No Basis for “Basis of Contract” Clauses! Time to Abolish?

By Luke Gibbons

The judicial unease lamented in Keating v New Ireland Assurance [1990]2.I.R.383 surrounding “basis of contract” clauses is well founded.  However, it is contended, that this disapproval is frivolous, as notwithstanding such, these clauses are upheld by Irish courts. This allows insurers, often the more powerful contracting party, convert a pre-contractual representation into a warranty, and thus, gives the insurer a right of repudiation. It is argued, this consistently leaves the insured bearing the loss, and in so doing, undermines the premise on which insurance is based, that being, protecting against future losses. Furthermore, it is submitted, that the rationale used by the courts in upholding these clauses is flawed and in deeming such as valid, the courts are running the risk of ironically circumventing the materiality burden in misrepresentation and nondisclosure, as developed by said courts to protect the insured.

In Keating, the recognised rationale in validating these clauses was freedom of contract. Although, this seems infallible, as two legal entities are willingly entering an agreement. It is contended, that in the insurance context, such does not consider the idiosyncratic reality of these transactions, and ultimately, the inherent imbalance of power between the parties. One argues such, as every business, no matter how powerful, is required to have insurance in some respect. Therefore, it is submitted, as these entities must enter into contracts with insurers, often having no choice in so doing, and not being subject to the EC (Unfair Terms in Consumer Contracts) Regulations 1995; the courts in upholding “basis clauses”, on the grounds of freedom of contract, are failing to acknowledge this inherent imbalance in commercial insurance agreements. The insured is not free to enter into a contract at all, the insured must enter into a contract to avoid future losses and being in breach of relevant law.

As held in Keating, non-disclosure or misrepresentation can only render a contract void if such facts are deemed material, and it is proven that these were known to the insured during declaration. However, “basis clauses” differ, and as denoted from Keating, any undisclosed information, no matter how insignificant, if under a “basis clause” may lead to repudiation. Although post-Keating, “basis clauses” must be outlined in clear terms and if ambiguous the contra proferentem rule shall apply, such judicial intervention is inadequate. It is submitted, the holding, by confirming the validity of “basis clauses”, still arguably allows insurers use suchto circumvent the burden of proving materiality, and ultimately, undermine a threshold designed to protect the insured.

Thus, it is undisputed that reform is needed, however, the question still lies: should “basis clauses” be unlawful?

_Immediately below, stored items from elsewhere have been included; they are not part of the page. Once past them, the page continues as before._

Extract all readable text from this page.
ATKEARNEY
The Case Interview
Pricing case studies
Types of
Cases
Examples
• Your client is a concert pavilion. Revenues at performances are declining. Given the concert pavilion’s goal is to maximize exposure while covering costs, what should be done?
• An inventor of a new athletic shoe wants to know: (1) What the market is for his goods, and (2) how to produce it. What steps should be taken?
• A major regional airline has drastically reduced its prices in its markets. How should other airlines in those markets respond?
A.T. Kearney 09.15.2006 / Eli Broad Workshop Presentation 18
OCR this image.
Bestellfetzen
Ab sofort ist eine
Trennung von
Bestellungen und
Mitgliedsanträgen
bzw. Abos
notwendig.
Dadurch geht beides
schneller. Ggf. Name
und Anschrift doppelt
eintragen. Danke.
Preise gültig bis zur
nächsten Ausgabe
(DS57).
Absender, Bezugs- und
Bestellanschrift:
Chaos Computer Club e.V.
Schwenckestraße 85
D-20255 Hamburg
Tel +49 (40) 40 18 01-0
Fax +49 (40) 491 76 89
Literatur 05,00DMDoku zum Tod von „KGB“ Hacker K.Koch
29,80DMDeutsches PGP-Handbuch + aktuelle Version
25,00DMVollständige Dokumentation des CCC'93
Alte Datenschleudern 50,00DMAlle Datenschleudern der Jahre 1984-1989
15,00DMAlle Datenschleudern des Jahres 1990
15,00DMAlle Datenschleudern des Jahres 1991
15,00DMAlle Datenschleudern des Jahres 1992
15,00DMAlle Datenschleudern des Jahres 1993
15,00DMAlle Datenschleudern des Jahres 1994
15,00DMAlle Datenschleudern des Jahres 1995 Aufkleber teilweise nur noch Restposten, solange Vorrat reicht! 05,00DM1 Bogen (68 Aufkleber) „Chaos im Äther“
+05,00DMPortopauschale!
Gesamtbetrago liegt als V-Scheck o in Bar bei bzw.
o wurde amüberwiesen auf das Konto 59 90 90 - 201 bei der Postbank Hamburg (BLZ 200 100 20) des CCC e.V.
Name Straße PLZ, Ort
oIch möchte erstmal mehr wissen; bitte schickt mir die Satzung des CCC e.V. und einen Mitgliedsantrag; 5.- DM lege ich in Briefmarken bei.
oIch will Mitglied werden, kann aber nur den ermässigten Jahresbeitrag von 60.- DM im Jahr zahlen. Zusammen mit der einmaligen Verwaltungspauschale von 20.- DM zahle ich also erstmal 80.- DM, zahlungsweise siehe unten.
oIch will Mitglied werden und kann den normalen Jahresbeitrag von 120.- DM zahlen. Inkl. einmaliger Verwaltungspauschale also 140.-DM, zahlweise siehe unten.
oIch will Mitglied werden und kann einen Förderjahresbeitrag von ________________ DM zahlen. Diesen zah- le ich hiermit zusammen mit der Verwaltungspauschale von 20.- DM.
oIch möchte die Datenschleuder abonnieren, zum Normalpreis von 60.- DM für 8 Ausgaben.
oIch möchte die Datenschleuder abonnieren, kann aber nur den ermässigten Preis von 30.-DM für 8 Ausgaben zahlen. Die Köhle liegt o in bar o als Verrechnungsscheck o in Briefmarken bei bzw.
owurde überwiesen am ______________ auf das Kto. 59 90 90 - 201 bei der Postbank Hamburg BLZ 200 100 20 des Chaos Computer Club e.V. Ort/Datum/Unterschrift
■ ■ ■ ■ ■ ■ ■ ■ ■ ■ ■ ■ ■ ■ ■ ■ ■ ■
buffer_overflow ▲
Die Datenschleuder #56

There is some credence in the New Zealand approach, which incorporates a “materiality test” in accessing non-disclosure and misrepresentation under “basis clauses”; much like the approach to warranties in this jurisdiction and the guidelines promulgated in Irish self-regulations. It is argued, that on one hand, this would bring homogeneity to the treatment of warranties, and ultimately, ground “basis clauses” in their foundational origin, that being, as Foss states, “[use] …with…clauses permitting the insurer to avoid the policy… [due to] …material misstatement” (‘Good Faith and Insurance Contracts’ 2010). However, on the other hand, the plaguing question of what is material would still exist. Furthermore, is it contended, that if such is adopted, insurers would cease using “basis clauses” anyhow, as such would not have the “trap[ping]” effect they are designed to have, as described in Zurich General Insurance Co Ltd v Morrison [1942]2.K.B.53. However, reliance on insurers ceasing use and the unpredictability surrounding materiality is too uncertain a basis upon which insurance law should develop.

Therefore, in agreement with the Law Reform Commission, it is proffered, that the Australian approach be adopted, banning “basis clauses” entirely, as such is definitive, and in turn, champions certainty in commercial law. This is also advanced, as Buckley ((2005).12 Commercial Law Practitioner 10) laments, the current self-regulation is “inadequate”; a view solidified by CB Justice v St Paul Ireland (Circuit Court 25/11/2004).  Nevertheless, it remains to be seen whether the Oireachtas will stifle this unacceptable practice and remedy the unfortunate reality as described in Anderson v FitzGerald (1853)3.ICLR.475, that “basis clauses…[render the policy] not worth the paper upon which it is written”.